The Stanley Parable: Ultra Deluxe may bill itself as a long-awaited console port with some nicely improved lighting and a bit of new content, but that last part is, shall we say, severely understated. When you first start it up, Ultra Deluxe asks if you’ve played the original before, and developer Crows Crows Crows stressed to me that it’s important to answer this question honestly. Ultra Deluxe contains the entirety of The Stanley Parable, and if you haven’t played that then it’s one of the easiest recommendations I’ll ever make – but if you have, this rerelease offers far more than a literal trip into The Memory Zone.
Given how many secret paths and hidden endings The Stanley Parable contains, it’s hard to tell exactly how big the new content in Ultra Deluxe really is, but I feel confident saying it’s comparable to the original with four to six hours of stuff to see at the very least. There is essentially an entirely new game to play through here, and the idea that it’s being presented as anything less is probably one of its best gags. Some of Ultra Deluxe’s content takes place in brand-new areas that pretty much feel like a straight up sequel, while other additions play out as remixed or altered versions of Stanley’s usual paths through the office. (I don’t know for sure, but I assume the question about whether you’ve played before determines how early this new content will pop up, as things start off entirely unassuming.)

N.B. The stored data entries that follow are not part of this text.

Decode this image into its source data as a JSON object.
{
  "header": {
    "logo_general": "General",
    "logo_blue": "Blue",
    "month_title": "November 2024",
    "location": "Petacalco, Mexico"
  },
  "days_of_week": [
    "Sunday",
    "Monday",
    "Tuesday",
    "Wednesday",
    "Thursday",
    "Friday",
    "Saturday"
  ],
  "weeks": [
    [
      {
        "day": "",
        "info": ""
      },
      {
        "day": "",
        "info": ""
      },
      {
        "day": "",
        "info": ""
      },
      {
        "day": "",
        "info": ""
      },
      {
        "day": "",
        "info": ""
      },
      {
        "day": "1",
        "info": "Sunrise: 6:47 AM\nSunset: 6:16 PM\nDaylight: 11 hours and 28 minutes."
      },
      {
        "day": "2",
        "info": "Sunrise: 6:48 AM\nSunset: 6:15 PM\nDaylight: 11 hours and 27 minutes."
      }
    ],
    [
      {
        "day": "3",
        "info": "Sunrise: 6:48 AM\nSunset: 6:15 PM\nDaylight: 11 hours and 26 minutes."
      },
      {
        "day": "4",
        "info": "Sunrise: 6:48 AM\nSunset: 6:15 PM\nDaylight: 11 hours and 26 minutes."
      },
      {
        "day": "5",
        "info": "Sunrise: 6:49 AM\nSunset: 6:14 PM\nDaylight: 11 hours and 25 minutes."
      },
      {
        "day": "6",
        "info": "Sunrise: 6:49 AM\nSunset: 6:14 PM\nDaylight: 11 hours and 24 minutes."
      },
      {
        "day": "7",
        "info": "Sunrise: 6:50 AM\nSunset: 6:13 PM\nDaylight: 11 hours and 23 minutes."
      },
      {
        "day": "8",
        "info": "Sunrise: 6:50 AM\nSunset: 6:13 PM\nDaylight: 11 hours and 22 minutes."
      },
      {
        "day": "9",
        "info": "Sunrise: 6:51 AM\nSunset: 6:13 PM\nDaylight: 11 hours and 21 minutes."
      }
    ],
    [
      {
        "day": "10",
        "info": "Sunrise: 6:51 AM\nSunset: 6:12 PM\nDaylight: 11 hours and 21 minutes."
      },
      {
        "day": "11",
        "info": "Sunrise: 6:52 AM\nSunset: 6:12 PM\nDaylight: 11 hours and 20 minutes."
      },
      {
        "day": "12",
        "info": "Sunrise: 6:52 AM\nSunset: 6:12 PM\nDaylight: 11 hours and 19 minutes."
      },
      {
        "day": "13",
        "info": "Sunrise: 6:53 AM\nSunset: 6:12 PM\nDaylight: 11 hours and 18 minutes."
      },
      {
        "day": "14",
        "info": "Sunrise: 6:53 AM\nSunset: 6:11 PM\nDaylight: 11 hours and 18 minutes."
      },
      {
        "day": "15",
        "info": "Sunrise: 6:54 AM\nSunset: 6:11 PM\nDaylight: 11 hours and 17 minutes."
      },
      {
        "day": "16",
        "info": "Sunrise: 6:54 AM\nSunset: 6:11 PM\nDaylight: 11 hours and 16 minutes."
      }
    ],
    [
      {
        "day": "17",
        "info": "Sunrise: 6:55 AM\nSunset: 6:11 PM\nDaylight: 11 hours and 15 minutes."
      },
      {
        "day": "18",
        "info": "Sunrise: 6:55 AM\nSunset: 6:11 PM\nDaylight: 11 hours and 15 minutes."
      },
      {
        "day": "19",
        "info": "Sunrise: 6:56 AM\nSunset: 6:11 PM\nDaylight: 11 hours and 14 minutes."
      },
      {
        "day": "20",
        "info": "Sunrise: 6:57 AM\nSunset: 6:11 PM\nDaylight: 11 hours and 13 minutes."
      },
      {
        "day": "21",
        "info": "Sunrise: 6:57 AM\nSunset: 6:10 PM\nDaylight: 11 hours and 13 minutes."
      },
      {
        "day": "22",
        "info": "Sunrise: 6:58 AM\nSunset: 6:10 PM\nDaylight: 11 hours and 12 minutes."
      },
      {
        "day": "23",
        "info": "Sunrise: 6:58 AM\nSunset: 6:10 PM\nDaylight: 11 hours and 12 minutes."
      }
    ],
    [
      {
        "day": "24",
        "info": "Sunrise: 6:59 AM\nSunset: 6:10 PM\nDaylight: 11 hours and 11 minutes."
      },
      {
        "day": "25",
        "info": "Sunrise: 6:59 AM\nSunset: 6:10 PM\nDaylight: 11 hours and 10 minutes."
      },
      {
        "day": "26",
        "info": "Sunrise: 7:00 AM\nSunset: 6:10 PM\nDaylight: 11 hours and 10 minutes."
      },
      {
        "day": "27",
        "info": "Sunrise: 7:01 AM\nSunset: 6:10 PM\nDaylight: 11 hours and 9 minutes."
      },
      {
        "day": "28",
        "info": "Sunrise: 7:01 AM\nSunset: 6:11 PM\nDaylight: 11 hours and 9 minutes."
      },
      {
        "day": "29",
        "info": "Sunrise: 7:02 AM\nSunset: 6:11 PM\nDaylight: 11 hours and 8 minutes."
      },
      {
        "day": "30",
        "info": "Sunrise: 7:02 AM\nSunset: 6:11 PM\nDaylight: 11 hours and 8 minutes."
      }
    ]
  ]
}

While The Stanley Parable pokes fun at games as a whole, it seems only right that Ultra Deluxe shifts its gaze toward the concept of sequels, expansions, and DLC – as well as some pointed self reflection about both the original game and its wider reception. I don’t want to get into the specifics, but the new writing is no less clever, insightful, or funny than the old, and the way it all meshes together is a pretty brilliant take on an extremely difficult task. Framing everything this way, as new content for an existing game rather than the standalone thing it likely could have been if Crows Crows Crows really wanted to, allows Ultra Deluxe to make many points about the relationship between modern games and their updates more effectively, which was a real treat.
At the same time, Ultra Deluxe’s new stuff didn’t always land quite as well for me. It’s all extremely entertaining, but one of the drawbacks of housing this pseudo-sequel within the original is the feeling that we’ve seen many of these magic tricks before. It’s not that they don’t hold up or aren’t still impressive, and it’s not that there aren’t plenty of new ones which delighted me all their own – but even if the well hasn’t run dry, it’s hard to shake the feeling that we are ultimately revisiting it (something Ultra Deluxe even enjoyably teases itself for). Because of that, some of the new and remixed paths alike initially felt like slightly more passive experiences than the base game’s – but upon reflection I’m not sure if that’s actually true or if their impact was just blunted slightly by the fact that I better knew what to expect nine years later.